The topic of workplace flexibility has been researched for decades, yet there is little consistency in its definition. One group of researchers analyzed trends across 186 studies of work-life flexibility and came up with the following definition: Employment scheduling practices that are designed to give employees greater control over when, where, how much, or how continuously work is done. Many practices fit within this definition, including flexible scheduling, remote work, reduced workload, and paid sick or parental leaves.

However, the Fair Labor Standards Act (FLSA) does not address flexible work arrangements – these are handled between the employer and the employee. While some states have laws requiring that employers offer certain benefits to part-time employees, flexibility is rarely part of the package. The irony is that salaried workers are often far less financially, physically and psychologically stressed than hourly workers, yet they are generally given much more flexibility. Adding to this irony, research shows that the association between work schedule flexibility and employee happiness is stronger among hourly workers versus salaried workers.

There is still a gulf in job satisfaction between hourly and salaried workers
There is still a gulf in job satisfaction between hourly and salaried workers. Image: Gallup

Our survey results confirmed that hourly workers benefit immensely from increased flexibility. Nearly four out of five said it helps them to better manage their commitments, reduce their stress and anxiety, be more productive, and earn additional income. Over two-thirds of hourly workers said that having more flexibility makes them want to stay at their company longer, increases their job satisfaction, and improves their overall well-being. Companies stand to benefit as well. Offering flexibility to hourly workers has helped businesses increase employee satisfaction, retention and productivity, while reducing absenteeism and overtime.

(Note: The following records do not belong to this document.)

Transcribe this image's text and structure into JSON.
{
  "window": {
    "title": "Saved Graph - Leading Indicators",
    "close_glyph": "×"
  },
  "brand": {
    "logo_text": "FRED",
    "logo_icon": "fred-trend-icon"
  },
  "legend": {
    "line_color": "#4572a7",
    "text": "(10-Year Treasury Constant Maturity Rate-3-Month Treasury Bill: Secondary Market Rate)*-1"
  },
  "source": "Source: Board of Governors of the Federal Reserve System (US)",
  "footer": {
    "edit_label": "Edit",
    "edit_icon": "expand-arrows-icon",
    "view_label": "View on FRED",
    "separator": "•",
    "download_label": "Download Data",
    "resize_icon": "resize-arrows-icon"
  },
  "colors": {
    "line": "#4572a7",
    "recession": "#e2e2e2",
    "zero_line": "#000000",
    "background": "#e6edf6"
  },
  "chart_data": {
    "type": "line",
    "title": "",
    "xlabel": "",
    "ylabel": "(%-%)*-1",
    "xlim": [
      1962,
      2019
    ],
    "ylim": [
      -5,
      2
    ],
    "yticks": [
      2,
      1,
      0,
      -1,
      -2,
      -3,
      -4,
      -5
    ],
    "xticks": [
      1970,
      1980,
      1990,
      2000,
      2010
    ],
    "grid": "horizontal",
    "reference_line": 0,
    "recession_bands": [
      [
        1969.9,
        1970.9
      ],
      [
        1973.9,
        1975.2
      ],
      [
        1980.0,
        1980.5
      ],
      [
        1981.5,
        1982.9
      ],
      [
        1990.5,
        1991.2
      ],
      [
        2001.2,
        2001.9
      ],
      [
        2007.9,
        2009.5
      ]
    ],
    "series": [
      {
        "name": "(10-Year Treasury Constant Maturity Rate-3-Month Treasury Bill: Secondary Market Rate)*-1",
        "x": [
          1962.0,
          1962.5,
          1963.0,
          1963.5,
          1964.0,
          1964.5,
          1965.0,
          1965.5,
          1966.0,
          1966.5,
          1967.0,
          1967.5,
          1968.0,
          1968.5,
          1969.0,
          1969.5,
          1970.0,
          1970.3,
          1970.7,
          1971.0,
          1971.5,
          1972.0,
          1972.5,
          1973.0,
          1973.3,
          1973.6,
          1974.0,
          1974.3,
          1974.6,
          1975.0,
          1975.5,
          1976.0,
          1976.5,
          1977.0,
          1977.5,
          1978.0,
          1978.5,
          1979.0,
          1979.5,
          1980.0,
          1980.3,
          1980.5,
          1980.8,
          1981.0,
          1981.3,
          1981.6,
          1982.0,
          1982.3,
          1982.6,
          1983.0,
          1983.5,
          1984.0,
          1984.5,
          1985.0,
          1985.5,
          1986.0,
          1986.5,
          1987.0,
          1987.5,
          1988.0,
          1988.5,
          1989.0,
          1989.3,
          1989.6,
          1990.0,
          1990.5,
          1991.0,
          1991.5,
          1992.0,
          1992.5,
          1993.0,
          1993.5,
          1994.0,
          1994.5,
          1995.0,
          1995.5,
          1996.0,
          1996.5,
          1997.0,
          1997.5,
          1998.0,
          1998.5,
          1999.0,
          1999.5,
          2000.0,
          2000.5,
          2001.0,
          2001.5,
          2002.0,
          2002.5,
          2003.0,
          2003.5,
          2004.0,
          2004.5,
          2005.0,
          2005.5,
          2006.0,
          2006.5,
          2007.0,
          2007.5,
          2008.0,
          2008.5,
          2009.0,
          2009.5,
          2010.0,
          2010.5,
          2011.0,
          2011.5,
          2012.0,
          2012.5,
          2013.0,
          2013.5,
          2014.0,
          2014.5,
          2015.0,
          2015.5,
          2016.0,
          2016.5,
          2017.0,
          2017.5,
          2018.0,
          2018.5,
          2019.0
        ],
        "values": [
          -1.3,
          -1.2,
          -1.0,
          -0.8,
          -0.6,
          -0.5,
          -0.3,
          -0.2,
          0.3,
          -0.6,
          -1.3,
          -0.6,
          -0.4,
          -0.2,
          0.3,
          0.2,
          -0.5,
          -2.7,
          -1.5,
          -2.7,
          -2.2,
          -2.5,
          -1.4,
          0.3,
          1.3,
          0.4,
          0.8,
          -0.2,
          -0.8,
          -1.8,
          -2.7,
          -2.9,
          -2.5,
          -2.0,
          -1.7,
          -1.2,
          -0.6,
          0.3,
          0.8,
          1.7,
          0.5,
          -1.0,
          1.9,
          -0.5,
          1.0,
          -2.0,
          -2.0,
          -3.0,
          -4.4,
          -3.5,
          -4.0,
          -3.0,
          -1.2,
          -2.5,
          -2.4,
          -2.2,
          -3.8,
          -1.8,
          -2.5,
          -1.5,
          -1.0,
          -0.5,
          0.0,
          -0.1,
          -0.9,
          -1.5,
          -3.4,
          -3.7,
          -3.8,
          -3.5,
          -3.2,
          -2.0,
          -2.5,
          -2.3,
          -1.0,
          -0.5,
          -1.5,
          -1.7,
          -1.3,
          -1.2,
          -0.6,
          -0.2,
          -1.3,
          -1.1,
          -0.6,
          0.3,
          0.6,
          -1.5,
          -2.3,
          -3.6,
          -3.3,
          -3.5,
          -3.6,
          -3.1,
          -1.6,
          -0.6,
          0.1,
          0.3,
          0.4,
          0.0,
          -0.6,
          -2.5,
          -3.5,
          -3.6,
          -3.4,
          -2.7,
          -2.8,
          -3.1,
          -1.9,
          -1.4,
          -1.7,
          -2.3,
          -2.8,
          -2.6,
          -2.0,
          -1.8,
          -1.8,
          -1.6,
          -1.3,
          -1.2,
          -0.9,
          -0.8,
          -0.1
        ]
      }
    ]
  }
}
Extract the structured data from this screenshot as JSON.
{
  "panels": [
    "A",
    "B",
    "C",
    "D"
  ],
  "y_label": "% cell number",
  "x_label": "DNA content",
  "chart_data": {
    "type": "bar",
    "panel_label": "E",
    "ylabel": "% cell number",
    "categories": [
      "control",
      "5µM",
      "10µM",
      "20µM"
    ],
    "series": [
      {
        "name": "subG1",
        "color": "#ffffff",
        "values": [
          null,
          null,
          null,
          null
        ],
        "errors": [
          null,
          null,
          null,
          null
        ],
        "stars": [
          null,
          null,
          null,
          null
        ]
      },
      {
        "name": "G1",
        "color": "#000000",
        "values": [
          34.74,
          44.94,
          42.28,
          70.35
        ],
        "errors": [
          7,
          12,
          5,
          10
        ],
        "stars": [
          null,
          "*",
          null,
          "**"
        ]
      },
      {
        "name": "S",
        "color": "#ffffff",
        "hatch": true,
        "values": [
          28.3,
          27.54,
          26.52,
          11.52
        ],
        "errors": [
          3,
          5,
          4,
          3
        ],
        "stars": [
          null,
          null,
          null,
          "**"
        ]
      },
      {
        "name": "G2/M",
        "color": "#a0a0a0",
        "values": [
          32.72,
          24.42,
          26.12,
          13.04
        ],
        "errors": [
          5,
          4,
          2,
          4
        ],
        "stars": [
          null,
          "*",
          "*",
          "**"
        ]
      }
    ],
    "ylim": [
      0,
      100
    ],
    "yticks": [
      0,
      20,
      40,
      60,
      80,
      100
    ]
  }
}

In addition, employers who offer flexible work arrangements have a distinct competitive advantage during the hiring process. Almost all leaders (97%) said that flexibility is important to their overall HR strategy, while 78% of hourly workers said it’s an important factor when choosing an employer. Not surprisingly, younger generations were even more likely to say flexibility is important – something to consider for companies looking to recruit the next generation of talent. And employers should note the effect of this key benefit on talent retention in addition to recruitment. Nearly one in five hourly workers (18%) said that a lack of flexibility is the leading reason why they would quit their jobs.

Despite the benefits of offering flexibility to hourly workers, only the most progressive employers currently do so. Yet our study found that 88% of employers and 86% of hourly workers believe that hourly workers should get the same (or some of the same) degree of flexibility as salaried workers. Of course, it’s true that not every employee can have access to the same types of flexible arrangements. However, both employers (90%) and hourly workers (84%) agree that it is possible for hourly workers to have flexibility even if they have to be physically present to perform their job.

There’s a clear gap between the current reality for hourly workers, and the perceptions revealed in our study. Why do so few businesses offer benefits like flexibility to their hourly workers, if so many believe these workers should be treated the same? And what are they doing to close that gap? Almost three-quarters of employers already allow their hourly workers to choose their own shifts, 87% are discussing a flexible hourly worker programme, and 80% are open to it. But only 27% said they recognize the benefits of such a programme, indicating that work-life flexibility still remains a poorly understood concept.

Despite this gap in awareness, our research shows that many employers recognize the critical role they play in creating a workplace that meets the work-life needs of their hourly employees. As COVID-19 continues to put added stress on these workers and their families, forward-thinking companies would be wise to re-examine their approach to offering benefits, including flexible work arrangements. Those that do so will benefit from more satisfied and productive workers, and a greater ability to attract and retain the best talent.